En mi escritura había adhesión al surrealismo, a la beat generation. También fue importante en su momento la aparición de Rayuela, un intento poemático: “¿Encontraría a la Maga?”, esa proposición del primer capítulo no deja de llamar la atención. Pero esa influencia, muy visible, llegó nada más hasta Nosotros dos (un libro que fue muy bien recibido por Cortázar). Después me quedé sin ciudad.
Yo parto de la premisa contraria: empiezo la escritura sin saber hacia dónde voy. La novela se va haciendo a medida que escribo. De ahí el tema de la improvisación, el jazz como música lumpen: todo músico de jazz es un lumpen en potencia, un marginal.
En esa época estaba muy vívida la idea del suicidio, no me quedaba casi nada por qué vivir, la literatura no alcanzaba como excusa de vida. Por eso en Cómico... siento que doy un testamento de ese estado: el suicidio de Chavarría (que se contacta con el maestro) y la muerte de Barcia (que escribe la novela) al final del libro demuestran claramente cuál era mi intención: los dos personajes eran yo.
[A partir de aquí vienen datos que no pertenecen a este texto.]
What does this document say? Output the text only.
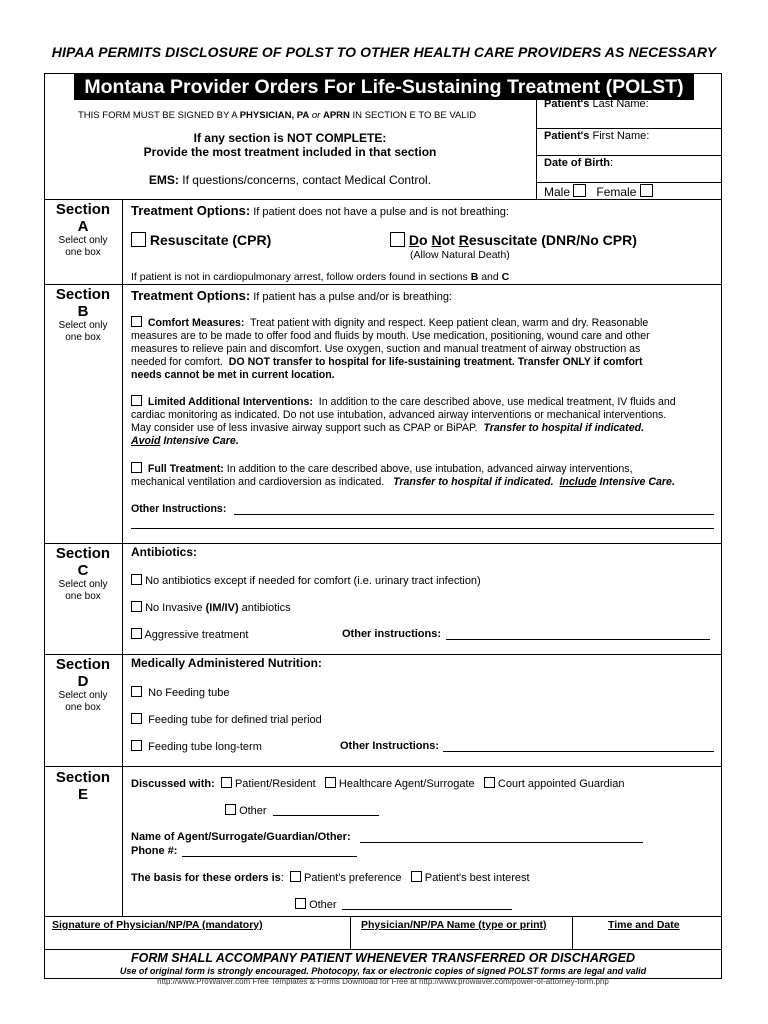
HIPAA PERMITS DISCLOSURE OF POLST TO OTHER HEALTH CARE PROVIDERS AS NECESSARY
Montana Provider Orders For Life-Sustaining Treatment (POLST)
THIS FORM MUST BE SIGNED BY A PHYSICIAN, PA or APRN IN SECTION E TO BE VALID
If any section is NOT COMPLETE:
Provide the most treatment included in that section
EMS: If questions/concerns, contact Medical Control.
Patient's Last Name:
Patient's First Name:
Date of Birth:
Male Female
Section
A
Select only
one box
Treatment Options: If patient does not have a pulse and is not breathing:
Resuscitate (CPR)	Do Not Resuscitate (DNR/No CPR)
(Allow Natural Death)
If patient is not in cardiopulmonary arrest, follow orders found in sections B and C
Section
B
Select only
one box
Treatment Options: If patient has a pulse and/or is breathing:
Comfort Measures: Treat patient with dignity and respect. Keep patient clean, warm and dry. Reasonable
measures are to be made to offer food and fluids by mouth. Use medication, positioning, wound care and other
measures to relieve pain and discomfort. Use oxygen, suction and manual treatment of airway obstruction as
needed for comfort. DO NOT transfer to hospital for life-sustaining treatment. Transfer ONLY if comfort
needs cannot be met in current location.
Limited Additional Interventions: In addition to the care described above, use medical treatment, IV fluids and
cardiac monitoring as indicated. Do not use intubation, advanced airway interventions or mechanical interventions.
May consider use of less invasive airway support such as CPAP or BiPAP. Transfer to hospital if indicated.
Avoid Intensive Care.
Full Treatment: In addition to the care described above, use intubation, advanced airway interventions,
mechanical ventilation and cardioversion as indicated. Transfer to hospital if indicated. Include Intensive Care.
Other Instructions:
Section
C
Select only
one box
Antibiotics:
No antibiotics except if needed for comfort (i.e. urinary tract infection)
No Invasive (IM/IV) antibiotics
Aggressive treatment	Other instructions:
Section
D
Select only
one box
Medically Administered Nutrition:
No Feeding tube
Feeding tube for defined trial period
Feeding tube long-term	Other Instructions:
Section
E
Discussed with: Patient/Resident Healthcare Agent/Surrogate Court appointed Guardian
Other
Name of Agent/Surrogate/Guardian/Other:
Phone #:
The basis for these orders is: Patient's preference Patient's best interest
Other
Signature of Physician/NP/PA (mandatory)	Physician/NP/PA Name (type or print)	Time and Date
FORM SHALL ACCOMPANY PATIENT WHENEVER TRANSFERRED OR DISCHARGED
Use of original form is strongly encouraged. Photocopy, fax or electronic copies of signed POLST forms are legal and valid
http://www.ProWaiver.com Free Templates & Forms Download for Free at http://www.prowaiver.com/power-of-attorney-form.php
Una escritura vinculada a la improvisación jazzística: a medida que quemaba etapas tenía la certidumbre de que ya no se podía volver a escribir eso que había escrito, y se reiniciaba un período de pérdida…largo proceso de pérdidas.
Sí. Yo decidí terminar con todo. Siento que se terminó la épica y dejé de escribir. En realidad, cuando yo escribía, mi vida tenía otra riqueza que fue perdiendo. Ahora me quedé sin nada: es la vejez. Siempre escribí en relación conmigo mismo, en relación con un estado de sinceridad irremediable. Le repito, se me terminó la épica.


(Charla en las Segundas Jornadas de Literatura y Psicoanálisis “Autopistas de la palabra”, junio de 2005.)